One difference between selective breeding and eugenics is that the former involves the control and manipulation of other species by human beings for human ends.  Breeding doesn't really have the good of its subjects in mind.  Are cows made happier, or even objectively better in evolutionary terms, by being bred to produce more milk for human consumption?  I think it's safe to doubt that.  (Self-styled Darwinians love to accuse people who, e.g., wear spectacles of interfering with Evolution; I can't recall them ever complaining that selective animal breeding does, though it certainly does so.)  When scientists use this analogy, it's reasonable to ask who's breeding whom, to what end, and for whose benefit?  I think they tend to imagine themselves as specimens of Homo superior, selflessly guiding human cattle into the glorious future.  This was also at least a subtext of mid-20th century eugenicist science fiction; aside from Heinlein's Methuselah's Children, see his 1949 novelette "Gulf" in the collection Assignment in Eternity, where the scientific racism is explicit in the text, and its 1982 sequel Friday.  Again, I'm not accusing Richard Dawkins of such an attitude, though his use of the selective-breeding analogy relies on it; I just think that he hasn't thought about it, which doesn't speak well for him either.

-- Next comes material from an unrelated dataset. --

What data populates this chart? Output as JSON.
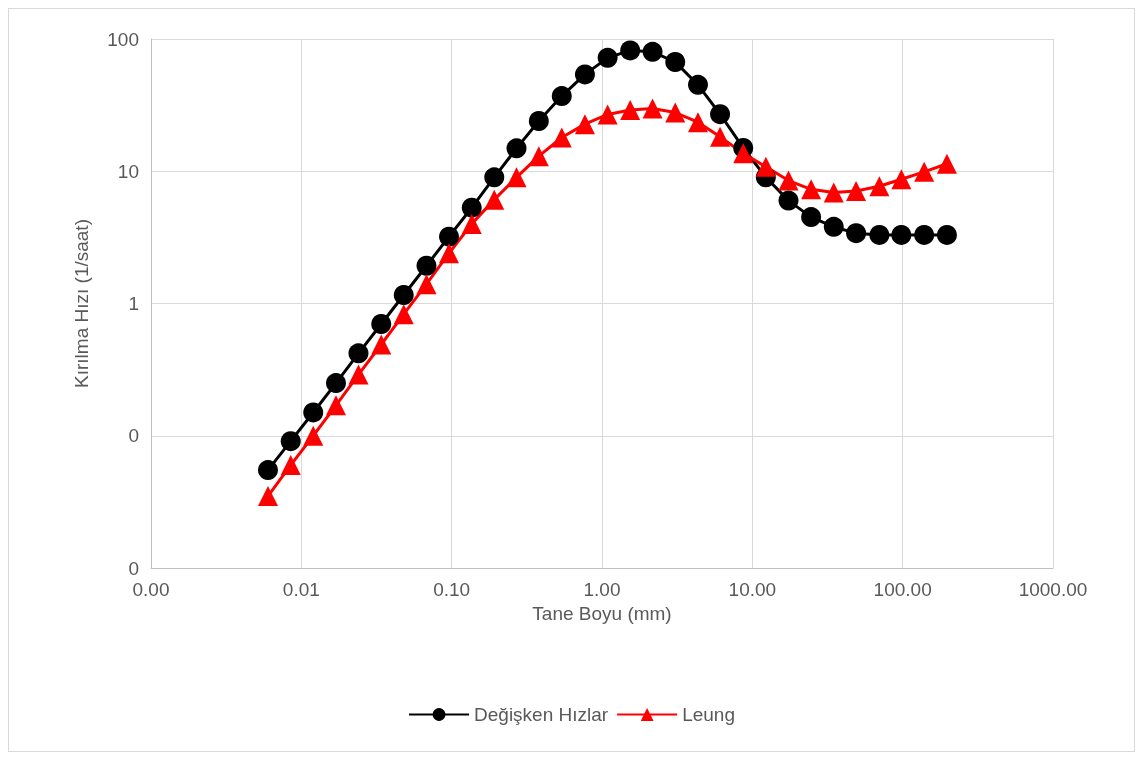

This careless equivocation is typical of Dawkins.  It goes back to the beginning of his career as a popular-science writer.  In The Selfish Gene (1976), he flipped between insisting that he called genes "selfish" and "ruthless" as terms of art, 'not even mean[ing] the words in a metaphorical sense," without ever suggesting that organisms are selfish; and casually saying that "This gene selfishness will usually give rise to selfishness in individual behaviour" (TSG, 2) and "we are born selfish" (ibid.).  When critics accuse Dawkins of saying that selfish genes produce selfish organisms, he and his defenders point to his disclaimers while ignoring the passages which undermine the disclaimers.  It's like reading Christian theology: even in a rather short book, you can find contradictory doctrines which can be used as prooftexts for whatever position you like.  I said above that I'm used to British writers expressing themselves clearly, and maybe Dawkins isn't an exception: he dumps his mistakes and contradictions openly on the page, so blatantly that only the mind of faith can miss them.  Dawkins should be dismissed as thoroughly as he dismisses theologians, and for the same reasons.